Generic HPC¶
For a cluster without a dedicated page, start with the Superbuild for CPU-only work if your site modules provide a compatible compiler, MPI, and BLAS/LAPACK.
Use the shared HPC build chain when the Superbuild is not suitable or when building CUDA/HIP variants that require explicit Kokkos and architecture configuration. Substitute your site's modules, compilers, and scheduler.
Kokkos build per backend¶
Build Kokkos once per backend you need, into its own tree under deps/kokkos/:
| Backend | Key CMake flags | Notes |
|---|---|---|
| Serial (CPU) | -DKokkos_ENABLE_SERIAL=ON -DCMAKE_POSITION_INDEPENDENT_CODE=ON |
host compiler via -DCMAKE_CXX_COMPILER |
| CUDA (NVIDIA) | -DCMAKE_CXX_COMPILER=clang++ -DKokkos_ENABLE_CUDA=ON |
cmake ≥ 3.20, clang ≥ 12, CUDA ≥ 11 |
| HIP (AMD) | -DCMAKE_CXX_COMPILER=hipcc -DKokkos_ENABLE_HIP=ON -DKokkos_ENABLE_ROCM=ON -DKokkos_ARCH_<DEV>=ON |
set CRAYPE_LINK_TYPE=dynamic on Cray |
Set the architecture macro for your device (see the Kokkos arch table). Example HIP build for an MI250X:
cd deps/kokkos && mkdir buildhip && cd buildhip
cmake .. -DCMAKE_CXX_COMPILER=hipcc -DKokkos_ENABLE_HIP=ON -DKokkos_ENABLE_ROCM=ON \
-DKokkos_ARCH_VEGA90A=ON -DCMAKE_INSTALL_PREFIX=../buildhip
make install
Exasim configure matrix¶
Select the variants with the EXASIM_* options (they compose — you can build
several backends in one configure).
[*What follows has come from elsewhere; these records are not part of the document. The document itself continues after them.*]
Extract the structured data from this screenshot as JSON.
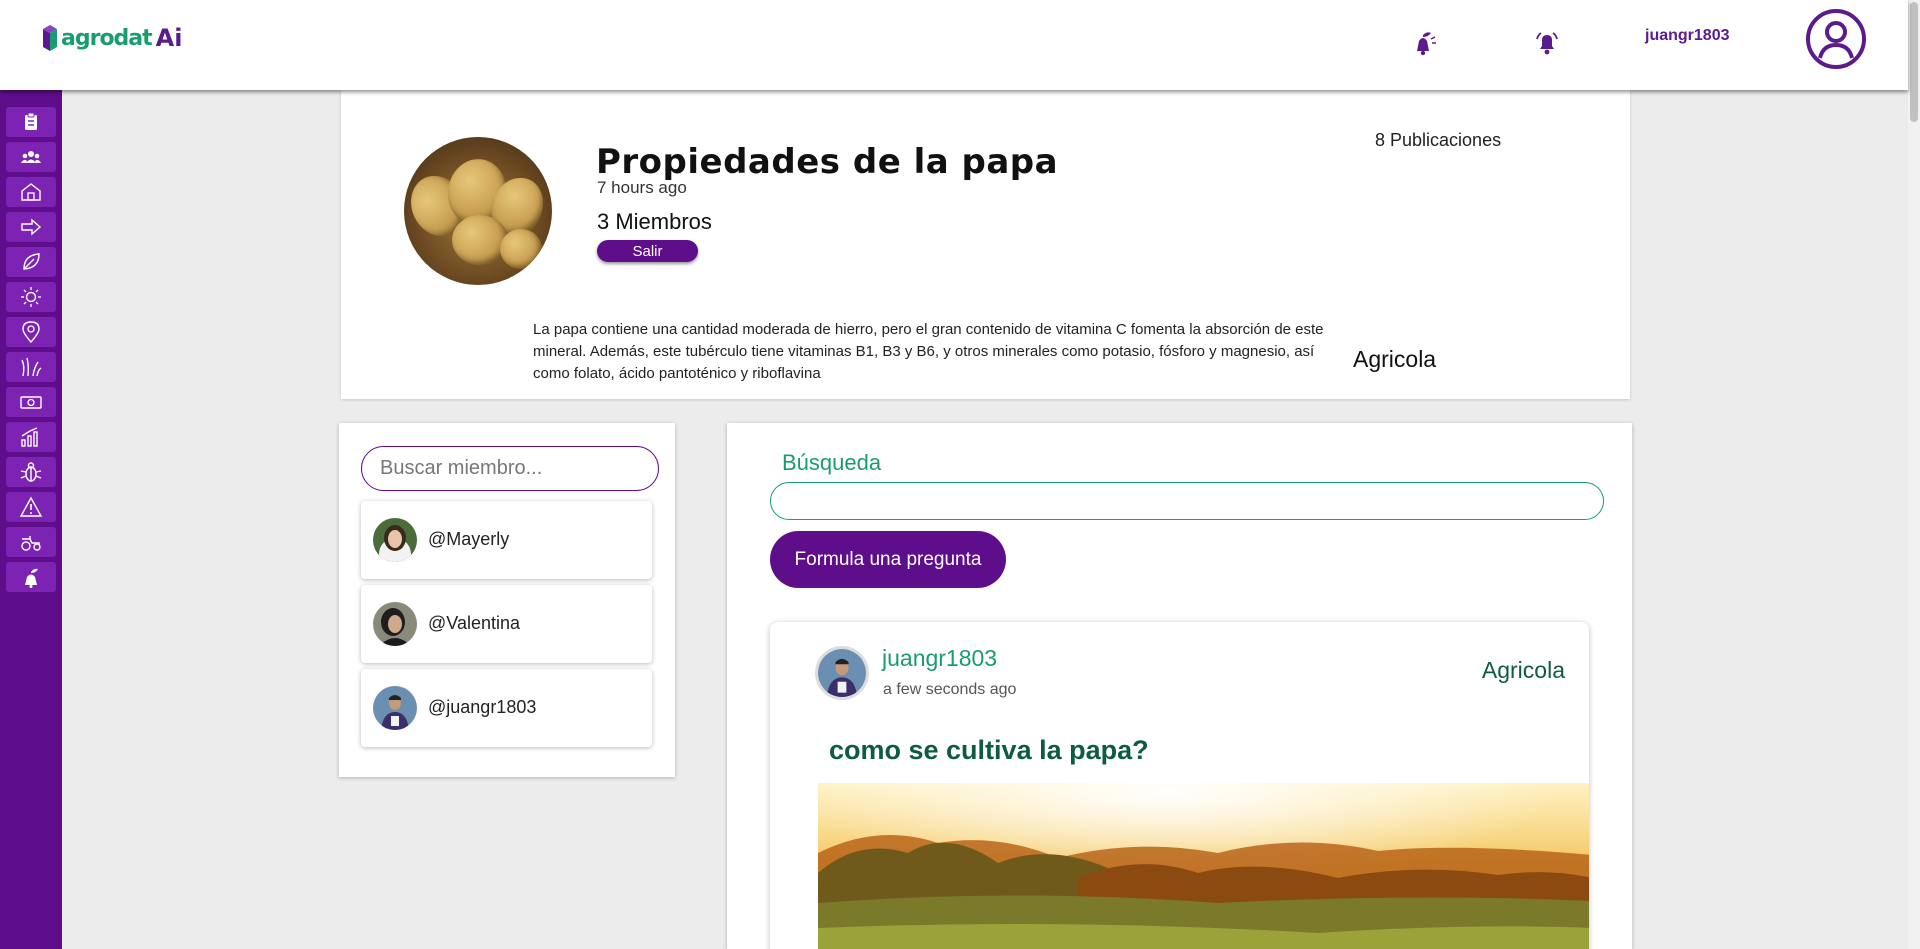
{
  "brand": {
    "logo_text": "agrodat",
    "logo_ai": "Ai"
  },
  "topbar": {
    "icons": [
      "plant-bell-icon",
      "bell-icon"
    ],
    "username": "juangr1803",
    "avatar_icon": "user-circle-icon"
  },
  "sidebar": {
    "items": [
      {
        "icon": "clipboard-icon"
      },
      {
        "icon": "group-icon"
      },
      {
        "icon": "barn-icon"
      },
      {
        "icon": "arrow-right-icon"
      },
      {
        "icon": "leaf-icon"
      },
      {
        "icon": "sun-icon"
      },
      {
        "icon": "location-pin-icon"
      },
      {
        "icon": "crop-icon"
      },
      {
        "icon": "money-icon"
      },
      {
        "icon": "bar-chart-icon"
      },
      {
        "icon": "bug-icon"
      },
      {
        "icon": "warning-icon"
      },
      {
        "icon": "tractor-icon"
      },
      {
        "icon": "plant-hand-icon"
      }
    ]
  },
  "group": {
    "title": "Propiedades de la papa",
    "time": "7 hours ago",
    "members": "3 Miembros",
    "leave_label": "Salir",
    "publications": "8 Publicaciones",
    "description": "La papa contiene una cantidad moderada de hierro, pero el gran contenido de vitamina C fomenta la absorción de este mineral. Además, este tubérculo tiene vitaminas B1, B3 y B6, y otros minerales como potasio, fósforo y magnesio, así como folato, ácido pantoténico y riboflavina",
    "category": "Agricola"
  },
  "members_panel": {
    "search_placeholder": "Buscar miembro...",
    "members": [
      {
        "name": "@Mayerly"
      },
      {
        "name": "@Valentina"
      },
      {
        "name": "@juangr1803"
      }
    ]
  },
  "feed": {
    "search_label": "Búsqueda",
    "search_value": "",
    "ask_label": "Formula una pregunta",
    "posts": [
      {
        "user": "juangr1803",
        "time": "a few seconds ago",
        "category": "Agricola",
        "title": "como se cultiva la papa?"
      }
    ]
  },
  "colors": {
    "primary": "#5e0d8b",
    "accent": "#1a9d6e",
    "dark_green": "#0e5c40"
  }
}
See the full
options table.
| Target variant | Options |
|---|---|
| Serial | -DEXASIM_NOMPI=ON |
| MPI | -DEXASIM_MPI=ON |
| Serial + MPI | -DEXASIM_NOMPI=ON -DEXASIM_MPI=ON |
| Serial + CUDA | -DEXASIM_NOMPI=ON -DEXASIM_CUDA=ON |
| MPI + CUDA | -DEXASIM_MPI=ON -DEXASIM_CUDA=ON |
| Serial + HIP | -DEXASIM_NOMPI=ON -DEXASIM_HIP=ON |
| MPI + HIP | -DEXASIM_MPI=ON -DEXASIM_HIP=ON |
CUDA builds use -DCMAKE_CXX_COMPILER=clang++; HIP builds use hipcc (or
mpiamdclang++ for MPI+HIP on Cray). Point -DKokkos_DIR at the matching Kokkos
tree built above.
Running¶
| Variant | Launch |
|---|---|
| Serial | ./cpuEXASIM 1 datain/ dataout/out |
| CUDA / HIP, one GPU | ./gpuEXASIM 1 datain/ dataout/out |
| MPI | mpirun -np <N> ./cpumpiEXASIM 1 datain/ dataout/out |
| CUDA, many GPUs (LSF) | jsrun --smpiargs="-gpu" -n1 -a4 -c4 -g4 ./gpumpiEXASIM 1 datain/ dataout/out |
| HIP, many GPUs (Flux) | flux run -N2 -n4 -g1 -o gpu-affinity=per-task --exclusive ./gpumpiEXASIM 1 datain/ dataout/out |
Set MPICH_GPU_SUPPORT_ENABLED=1 for GPU-aware MPI. Replace <N> with the rank
count from your pdeapp.txt.
Note
Out-of-tree consumers (the Application Modes) launch
their own executable — e.g. mpirun -np <N> build/consumer_builtin pdeapp.txt
— rather than the in-tree cpumpiEXASIM binaries shown above.